Drone trade chief AeroVironment acquired an extravagant reward within the ol’ company stocking this 12 months – nationwide media publicity.
CEO Wahid Nawabi appeared on CNBC’s Mad Money final week to tout the wonders of Quantix, a $16,000 hybrid plane designed to be used by farmers and different agricultural execs.
Nawabi shared with host Jim Cramer:
“What we’ve done is we’ve taken drones and software analytics and turned it into an app. If you can turn on a tablet, push ‘Go,’ the drone and the software does all the rest. It’s fully automatic: take off vertically and transition to horizontal flight, come back and land on its own while you’re having a cup of coffee.”
The firm states Quantix offers farmers with “the same air superiority, trusted certainty and security AeroVironment is known for as the leading drone supplier to the U.S. Department of Defense.”
Indeed, Quantix sports activities a robust array of options tailor-made for aerial imagery and data-driven evaluation for the agricultural sector.
Quantix by the Numbers
- Long-range – Flies as much as 400 acres per 45 minute flight
- Cruising velocity of 40 mph
- FAA compliant: 400 toes AGL, visible line of sight
- Features “Return Home” and “Emergency Land” override options
- Dedicated interface through included Android™ pill
- “Push-to-launch” command
- Automated takeoff, flight and touchdown
- OneTouch planning & launch
AeroVironment unveiled Quantix final 12 months on the Drone World Expo. “We started with the customer’s needs and built backwards,” product-line supervisor Tom Stone mentioned on the expo’s press briefing. “It is all about acquiring the data . . . if you can draw a box and press a button – you can fly it.”

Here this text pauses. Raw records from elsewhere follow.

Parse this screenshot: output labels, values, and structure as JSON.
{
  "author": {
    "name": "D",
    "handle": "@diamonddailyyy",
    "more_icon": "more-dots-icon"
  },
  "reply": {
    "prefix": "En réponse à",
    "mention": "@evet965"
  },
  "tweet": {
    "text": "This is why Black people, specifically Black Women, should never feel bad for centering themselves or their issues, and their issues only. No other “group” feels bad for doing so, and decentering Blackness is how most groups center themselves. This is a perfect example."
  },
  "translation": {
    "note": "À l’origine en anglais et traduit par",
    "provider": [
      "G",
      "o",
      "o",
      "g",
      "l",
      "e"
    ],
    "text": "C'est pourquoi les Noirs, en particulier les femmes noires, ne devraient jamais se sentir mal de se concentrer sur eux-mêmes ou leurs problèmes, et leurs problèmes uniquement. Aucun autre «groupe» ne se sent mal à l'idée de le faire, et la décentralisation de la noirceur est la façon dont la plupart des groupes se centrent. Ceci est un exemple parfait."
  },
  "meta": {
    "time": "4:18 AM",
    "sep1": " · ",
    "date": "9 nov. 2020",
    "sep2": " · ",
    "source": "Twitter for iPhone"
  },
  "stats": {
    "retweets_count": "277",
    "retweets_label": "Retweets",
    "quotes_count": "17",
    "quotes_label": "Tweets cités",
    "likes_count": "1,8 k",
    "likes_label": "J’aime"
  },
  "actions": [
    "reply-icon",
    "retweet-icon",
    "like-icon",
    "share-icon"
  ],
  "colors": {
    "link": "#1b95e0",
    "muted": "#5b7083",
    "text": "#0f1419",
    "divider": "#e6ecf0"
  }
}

Following the disclosing, DroneLife editor-in-chief Frank Schroth supplied this insightful evaluation:
“In providing this solution, [AeroVironment] will be competing with more recent nimble companies such as DroneDeploy and Kespry. They seek to emulate the benefits of those systems (e.g. ease of use, powerful cloud based analytics) with their heavy duty drones. However, we expect this to come at a bit of a cost.”